Review of the definitions in Table 1 shows that the class design, structure, method design,
and message passing are associated with the static representations of OO systems. The class
design and method design categories contain concepts that apply to the variable level; the method
design and message passing categories contain concepts that apply to the method level; the class
design, message passing, and structure categories contain concepts that apply to the object level;
and the structure, class design, and message passing categories contain concepts that apply to the
system level. These categories were ranked in the top half of categories on importance to OO
system complexity (see Table 1).
It should be noted that some categories, (i.e., maintenance, project management,
methodology and tools, problem domain, reusability, and solution domain), contain few concepts
that apply to the proposed levels. This is an indication that the group perceived OO system
complexity as consisting of components that involve all aspects of the development process. The
current model involves only those categories that apply to static representations of OO systems,
i.e., designs and code.
So, the notion of levels of complexity is supported by the literature on OO systems, the
literature on software measures, and the perceptions of potential users of OO software complexity
3.1.3. Usefulness of the Levels
The model shows relationships that provide the basis for suggesting that a rationale exists
for making complexity tradeoffs between levels to rearrange (and thereby reduce) the complexity
of an OO system. Complexity tradeoffs involve increasing complexity in one level (or measure)
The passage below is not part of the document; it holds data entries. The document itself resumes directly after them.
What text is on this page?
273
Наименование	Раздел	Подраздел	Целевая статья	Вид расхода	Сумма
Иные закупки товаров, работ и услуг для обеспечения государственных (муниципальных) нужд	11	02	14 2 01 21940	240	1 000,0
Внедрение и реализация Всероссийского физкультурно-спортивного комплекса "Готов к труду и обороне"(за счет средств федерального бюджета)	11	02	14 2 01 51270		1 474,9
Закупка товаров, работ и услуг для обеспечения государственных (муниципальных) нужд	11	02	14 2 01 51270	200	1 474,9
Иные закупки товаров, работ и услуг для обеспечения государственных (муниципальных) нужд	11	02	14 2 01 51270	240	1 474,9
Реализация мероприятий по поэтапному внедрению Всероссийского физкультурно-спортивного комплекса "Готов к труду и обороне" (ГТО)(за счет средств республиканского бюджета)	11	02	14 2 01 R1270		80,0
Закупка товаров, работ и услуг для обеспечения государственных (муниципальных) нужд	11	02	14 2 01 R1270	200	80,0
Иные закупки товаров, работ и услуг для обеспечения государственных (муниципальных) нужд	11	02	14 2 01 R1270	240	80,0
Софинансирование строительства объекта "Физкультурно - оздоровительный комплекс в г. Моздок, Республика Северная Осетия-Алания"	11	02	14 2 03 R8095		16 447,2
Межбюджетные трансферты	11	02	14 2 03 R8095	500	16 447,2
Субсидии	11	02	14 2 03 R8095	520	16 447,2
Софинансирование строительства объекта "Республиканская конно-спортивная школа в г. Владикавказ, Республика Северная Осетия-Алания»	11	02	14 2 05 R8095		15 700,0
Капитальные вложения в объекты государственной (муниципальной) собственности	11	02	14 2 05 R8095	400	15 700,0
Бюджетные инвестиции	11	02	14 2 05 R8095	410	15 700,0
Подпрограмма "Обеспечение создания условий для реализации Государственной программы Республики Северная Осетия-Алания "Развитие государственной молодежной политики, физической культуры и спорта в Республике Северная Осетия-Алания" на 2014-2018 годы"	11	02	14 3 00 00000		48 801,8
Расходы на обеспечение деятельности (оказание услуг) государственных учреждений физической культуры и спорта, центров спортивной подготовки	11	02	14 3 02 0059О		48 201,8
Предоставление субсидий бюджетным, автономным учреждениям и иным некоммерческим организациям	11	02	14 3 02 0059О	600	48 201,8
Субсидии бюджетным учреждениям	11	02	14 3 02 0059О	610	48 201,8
to reduce complexity in another level (or measure). The ability to measure in what part of the
system the complexity inherent to a problem exists is essential to controlling the complexity of
OO systems and the development of complexity tradeoff criteria.
The model provides measures for making two types of complexity tradeoffs throughout
the development of an OO system: design and implementation. Design tradeoffs are associated
with design decisions of the system. Tradeoffs of this type include manipulating object, variable,
and method levels to move complexity from the object level to the variable and method levels
(or vice versa), controlling inter-object measures, and determining the number of abstract versus
concrete classes at the system level. Decisions to have many classes with few methods and
variables or few classes with many methods and variables in each, or to have deep versus broad
inheritance structures are examples of design tradeoffs. These tradeoffs affect the measures,
which should reflect the complexity of the design representations of OO systems.